O BPC é um dos mais relevantes benefícios da proteção social brasileira, operando a inclusão de idosos e pessoas com deficiência dentro de um patamar de bem-estar associado ao acesso a renda no valor de 1 SM. É ainda uma transferência progressiva, contribuindo para a redução da desigualdade e da pobreza, conforme já demonstrado por diversos estudos. Contudo, o BPC vem enfrentando crescente empenho reformista por parte do governo federal. Em que pese infrutífero em 2017 e em 2019, quando das votações das reformas da previdência, o objetivo de constranger o acesso ao BPC parece ter avançado com a promulgação da Lei 13.982/20. A meta de reduzir o acesso ao BPC resulta não somente da política de ajuste fiscal, mas principalmente do esforço de reduzir as garantias sociais que dão conteúdo a cidadania social no país.
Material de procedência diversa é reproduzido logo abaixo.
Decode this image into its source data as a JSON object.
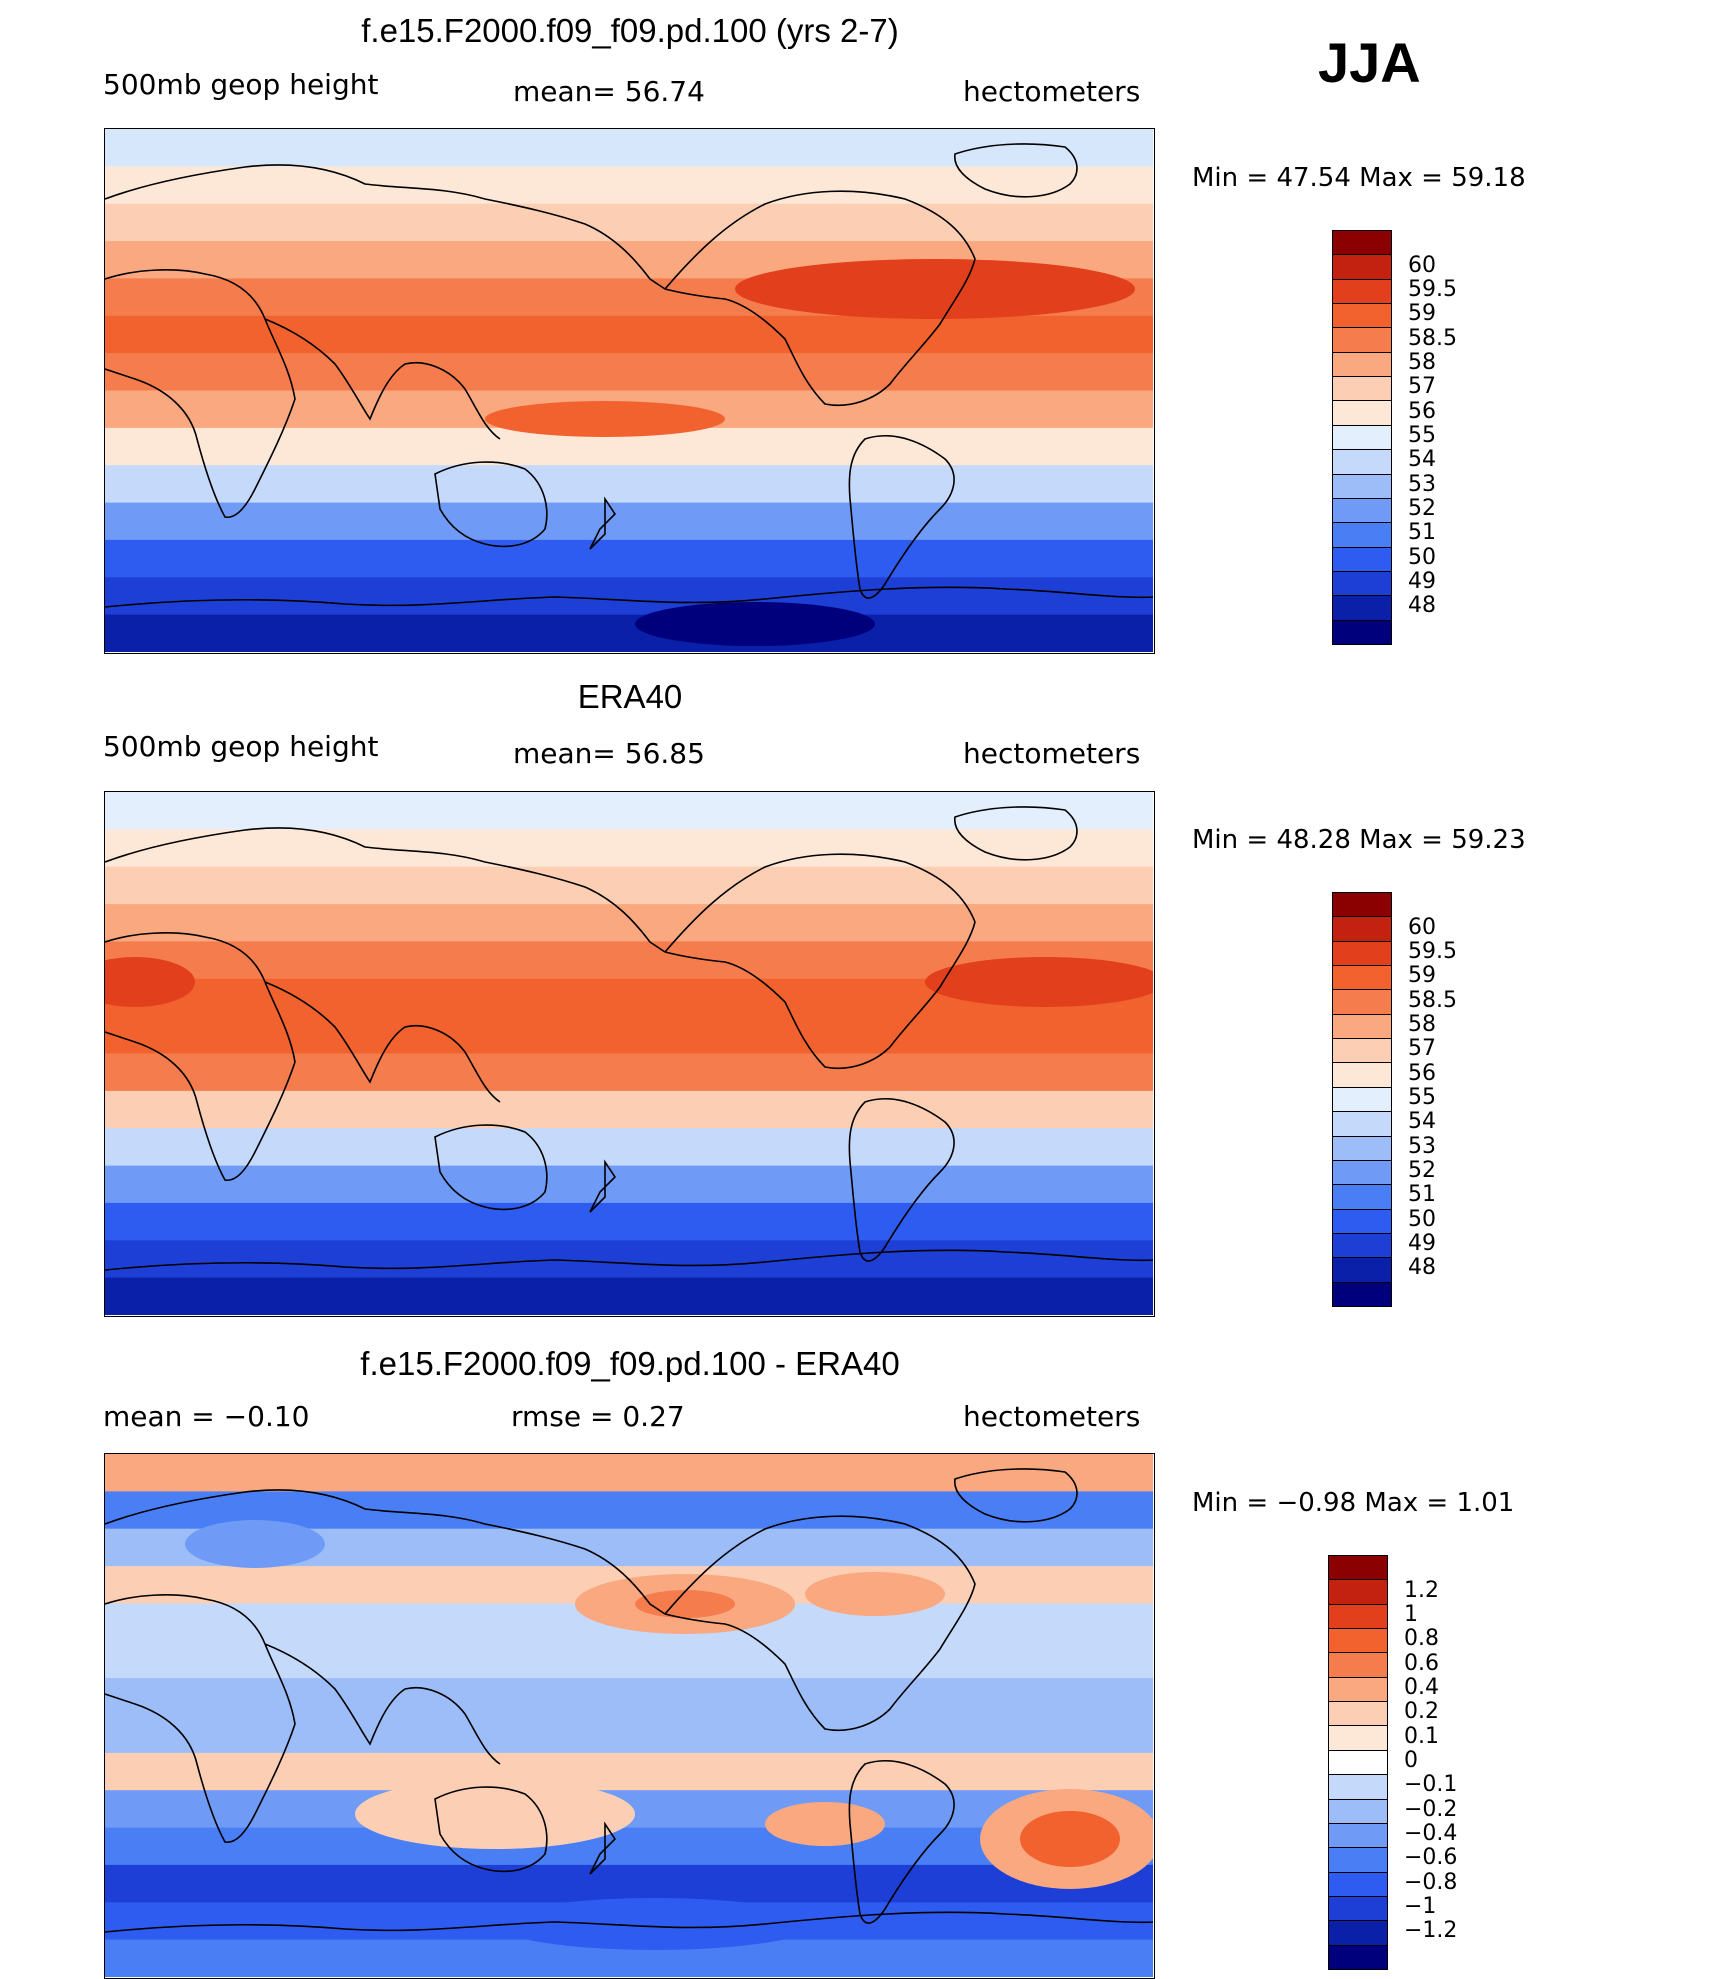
{
  "season": "JJA",
  "panels": [
    {
      "id": "model",
      "title": "f.e15.F2000.f09_f09.pd.100 (yrs 2-7)",
      "left_label": "500mb  geop  height",
      "mid_label": "mean=   56.74",
      "units": "hectometers",
      "minmax": "Min  =    47.54  Max  =    59.18",
      "colors": [
        "#00007d",
        "#0a20a8",
        "#1d3fd6",
        "#2e5cf0",
        "#4a7ef5",
        "#6f9bf7",
        "#9dbdf9",
        "#c5d9fb",
        "#e4effd",
        "#fde8d8",
        "#fccfb5",
        "#f9a880",
        "#f57d4d",
        "#f2622e",
        "#e2401c",
        "#c42210",
        "#8b0000"
      ],
      "labels": [
        "48",
        "49",
        "50",
        "51",
        "52",
        "53",
        "54",
        "55",
        "56",
        "57",
        "58",
        "58.5",
        "59",
        "59.5",
        "60"
      ],
      "map_colors": [
        "#d6e6fb",
        "#fde8d8",
        "#fccfb5",
        "#f9a880",
        "#f57d4d",
        "#f2622e",
        "#f57d4d",
        "#f9a880",
        "#fde8d8",
        "#c5d9fb",
        "#6f9bf7",
        "#2e5cf0",
        "#1d3fd6",
        "#0a20a8"
      ]
    },
    {
      "id": "obs",
      "title": "ERA40",
      "left_label": "500mb  geop  height",
      "mid_label": "mean=   56.85",
      "units": "hectometers",
      "minmax": "Min  =    48.28  Max  =    59.23",
      "colors": [
        "#00007d",
        "#0a20a8",
        "#1d3fd6",
        "#2e5cf0",
        "#4a7ef5",
        "#6f9bf7",
        "#9dbdf9",
        "#c5d9fb",
        "#e4effd",
        "#fde8d8",
        "#fccfb5",
        "#f9a880",
        "#f57d4d",
        "#f2622e",
        "#e2401c",
        "#c42210",
        "#8b0000"
      ],
      "labels": [
        "48",
        "49",
        "50",
        "51",
        "52",
        "53",
        "54",
        "55",
        "56",
        "57",
        "58",
        "58.5",
        "59",
        "59.5",
        "60"
      ],
      "map_colors": [
        "#e4effd",
        "#fde8d8",
        "#fccfb5",
        "#f9a880",
        "#f57d4d",
        "#f2622e",
        "#f2622e",
        "#f57d4d",
        "#fccfb5",
        "#c5d9fb",
        "#6f9bf7",
        "#2e5cf0",
        "#1d3fd6",
        "#0a20a8"
      ]
    },
    {
      "id": "diff",
      "title": "f.e15.F2000.f09_f09.pd.100 - ERA40",
      "left_label": "mean  =    −0.10",
      "mid_label": "rmse  =     0.27",
      "units": "hectometers",
      "minmax": "Min  =    −0.98  Max  =     1.01",
      "colors": [
        "#00007d",
        "#0a20a8",
        "#1d3fd6",
        "#2e5cf0",
        "#4a7ef5",
        "#6f9bf7",
        "#9dbdf9",
        "#c5d9fb",
        "#ffffff",
        "#fde8d8",
        "#fccfb5",
        "#f9a880",
        "#f57d4d",
        "#f2622e",
        "#e2401c",
        "#c42210",
        "#8b0000"
      ],
      "labels": [
        "−1.2",
        "−1",
        "−0.8",
        "−0.6",
        "−0.4",
        "−0.2",
        "−0.1",
        "0",
        "0.1",
        "0.2",
        "0.4",
        "0.6",
        "0.8",
        "1",
        "1.2"
      ],
      "map_colors": [
        "#f9a880",
        "#4a7ef5",
        "#9dbdf9",
        "#fccfb5",
        "#c5d9fb",
        "#c5d9fb",
        "#9dbdf9",
        "#9dbdf9",
        "#fccfb5",
        "#6f9bf7",
        "#4a7ef5",
        "#1d3fd6",
        "#2e5cf0",
        "#4a7ef5"
      ]
    }
  ],
  "chart_data": [
    {
      "type": "heatmap",
      "title": "f.e15.F2000.f09_f09.pd.100 (yrs 2-7)",
      "variable": "500mb geop height",
      "units": "hectometers",
      "mean": 56.74,
      "min": 47.54,
      "max": 59.18,
      "colorbar_levels": [
        48,
        49,
        50,
        51,
        52,
        53,
        54,
        55,
        56,
        57,
        58,
        58.5,
        59,
        59.5,
        60
      ]
    },
    {
      "type": "heatmap",
      "title": "ERA40",
      "variable": "500mb geop height",
      "units": "hectometers",
      "mean": 56.85,
      "min": 48.28,
      "max": 59.23,
      "colorbar_levels": [
        48,
        49,
        50,
        51,
        52,
        53,
        54,
        55,
        56,
        57,
        58,
        58.5,
        59,
        59.5,
        60
      ]
    },
    {
      "type": "heatmap",
      "title": "f.e15.F2000.f09_f09.pd.100 - ERA40",
      "units": "hectometers",
      "mean": -0.1,
      "rmse": 0.27,
      "min": -0.98,
      "max": 1.01,
      "colorbar_levels": [
        -1.2,
        -1,
        -0.8,
        -0.6,
        -0.4,
        -0.2,
        -0.1,
        0,
        0.1,
        0.2,
        0.4,
        0.6,
        0.8,
        1,
        1.2
      ]
    }
  ]
}
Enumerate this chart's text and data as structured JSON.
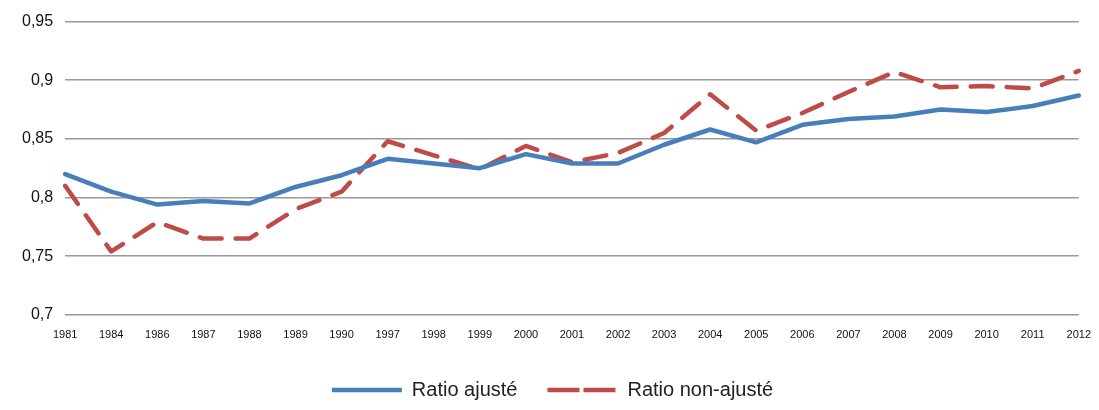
{
  "chart_data": {
    "type": "line",
    "categories": [
      "1981",
      "1984",
      "1986",
      "1987",
      "1988",
      "1989",
      "1990",
      "1997",
      "1998",
      "1999",
      "2000",
      "2001",
      "2002",
      "2003",
      "2004",
      "2005",
      "2006",
      "2007",
      "2008",
      "2009",
      "2010",
      "2011",
      "2012"
    ],
    "series": [
      {
        "name": "Ratio ajusté",
        "color": "#4a7ebb",
        "line_style": "solid",
        "values": [
          0.82,
          0.805,
          0.794,
          0.797,
          0.795,
          0.809,
          0.819,
          0.833,
          0.829,
          0.825,
          0.837,
          0.829,
          0.829,
          0.845,
          0.858,
          0.847,
          0.862,
          0.867,
          0.869,
          0.875,
          0.873,
          0.878,
          0.887
        ]
      },
      {
        "name": "Ratio non-ajusté",
        "color": "#be4b48",
        "line_style": "dashed",
        "values": [
          0.81,
          0.754,
          0.779,
          0.765,
          0.765,
          0.79,
          0.805,
          0.848,
          0.836,
          0.824,
          0.844,
          0.83,
          0.838,
          0.855,
          0.888,
          0.857,
          0.872,
          0.89,
          0.907,
          0.894,
          0.895,
          0.893,
          0.908
        ]
      }
    ],
    "ylim": [
      0.7,
      0.95
    ],
    "yticks": [
      {
        "value": 0.7,
        "label": "0,7"
      },
      {
        "value": 0.75,
        "label": "0,75"
      },
      {
        "value": 0.8,
        "label": "0,8"
      },
      {
        "value": 0.85,
        "label": "0,85"
      },
      {
        "value": 0.9,
        "label": "0,9"
      },
      {
        "value": 0.95,
        "label": "0,95"
      }
    ],
    "grid": "y",
    "legend": "bottom",
    "marker": "none"
  }
}
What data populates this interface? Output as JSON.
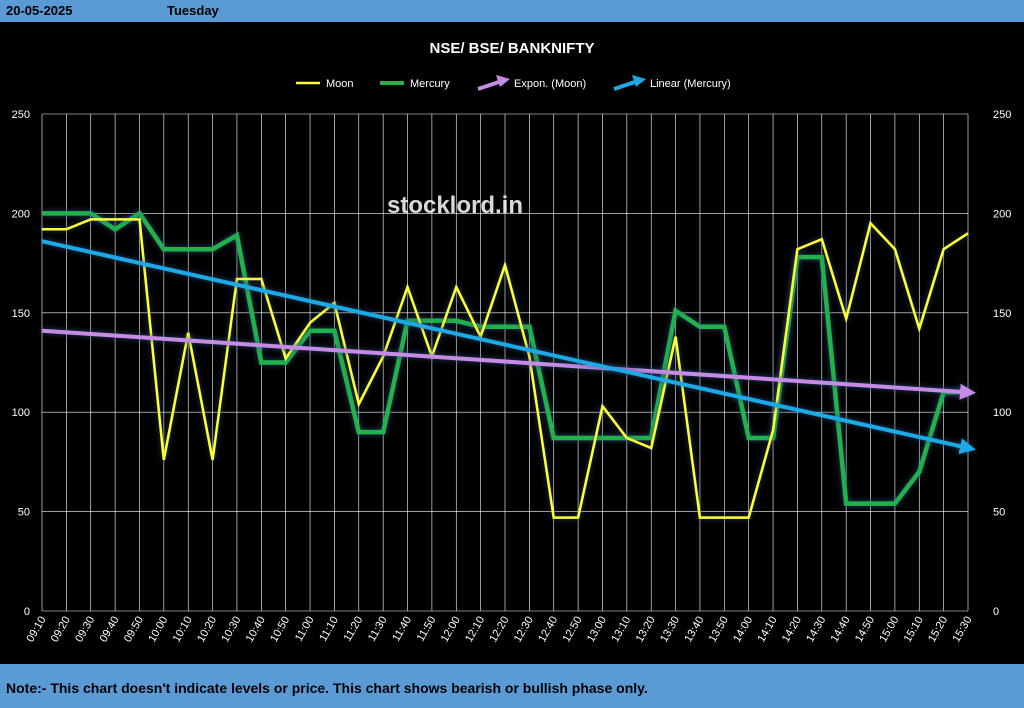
{
  "header": {
    "date": "20-05-2025",
    "day": "Tuesday"
  },
  "footer": {
    "note": "Note:- This chart doesn't indicate levels or price. This chart shows bearish or bullish phase only."
  },
  "watermark": "stocklord.in",
  "colors": {
    "moon": "#ffff33",
    "mercury": "#22b14c",
    "expon": "#c58be6",
    "linear": "#1ca9e6",
    "grid": "#ffffff",
    "header_bar": "#5b9bd5"
  },
  "chart_data": {
    "type": "line",
    "title": "NSE/ BSE/ BANKNIFTY",
    "xlabel": "",
    "ylabel": "",
    "ylim": [
      0,
      250
    ],
    "yticks": [
      0,
      50,
      100,
      150,
      200,
      250
    ],
    "secondary_yticks": [
      0,
      50,
      100,
      150,
      200,
      250
    ],
    "grid": true,
    "legend_position": "top",
    "categories": [
      "09:10",
      "09:20",
      "09:30",
      "09:40",
      "09:50",
      "10:00",
      "10:10",
      "10:20",
      "10:30",
      "10:40",
      "10:50",
      "11:00",
      "11:10",
      "11:20",
      "11:30",
      "11:40",
      "11:50",
      "12:00",
      "12:10",
      "12:20",
      "12:30",
      "12:40",
      "12:50",
      "13:00",
      "13:10",
      "13:20",
      "13:30",
      "13:40",
      "13:50",
      "14:00",
      "14:10",
      "14:20",
      "14:30",
      "14:40",
      "14:50",
      "15:00",
      "15:10",
      "15:20",
      "15:30"
    ],
    "series": [
      {
        "name": "Moon",
        "values": [
          192,
          192,
          197,
          197,
          197,
          76,
          140,
          76,
          167,
          167,
          127,
          145,
          155,
          104,
          128,
          163,
          128,
          163,
          138,
          174,
          128,
          47,
          47,
          103,
          87,
          82,
          138,
          47,
          47,
          47,
          91,
          182,
          187,
          147,
          195,
          182,
          142,
          182,
          190
        ]
      },
      {
        "name": "Mercury",
        "values": [
          200,
          200,
          200,
          192,
          200,
          182,
          182,
          182,
          189,
          125,
          125,
          141,
          141,
          90,
          90,
          146,
          146,
          146,
          143,
          143,
          143,
          87,
          87,
          87,
          87,
          87,
          151,
          143,
          143,
          87,
          87,
          178,
          178,
          54,
          54,
          54,
          70,
          110,
          110
        ]
      }
    ],
    "trendlines": [
      {
        "name": "Expon. (Moon)",
        "start": 141,
        "end": 110
      },
      {
        "name": "Linear (Mercury)",
        "start": 186,
        "end": 82
      }
    ]
  }
}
Os impactos da reforma da previdência resultarão em progressiva desproteção previdenciária e ampliação de demandas ao BPC. A reforma conservadora busca tolher este processo, restringindo o acesso ao BPC. O aumento no grau de desproteção social dos idosos, PCDs e suas famílias parece se consolidar como horizonte na vigência da nova lei, promovendo ainda maiores iniquidades num país ainda marcado por patamares inaceitáveis de desigualdade.

Notas:

(1) – A redação do parágrafo 3º do artigo 20 da LOAS aprovada pelo Congresso Nacional (PL 1.066 de 2020) continha dois incisos: o primeiro determinava que até 31 de dezembro de 2020, ficasse mantida a renda igual ou inferior a 1/4 do salário-mínimo; segundo determinava o aumento do critério de renda per capita familiar para 1/2 salário-mínimo a partir de 1º de janeiro de 2021. O veto presidencial ao segundo inciso resultou na ausência de qualquer referência legal de renda para acesso ao BPC a partir do ano de 2021.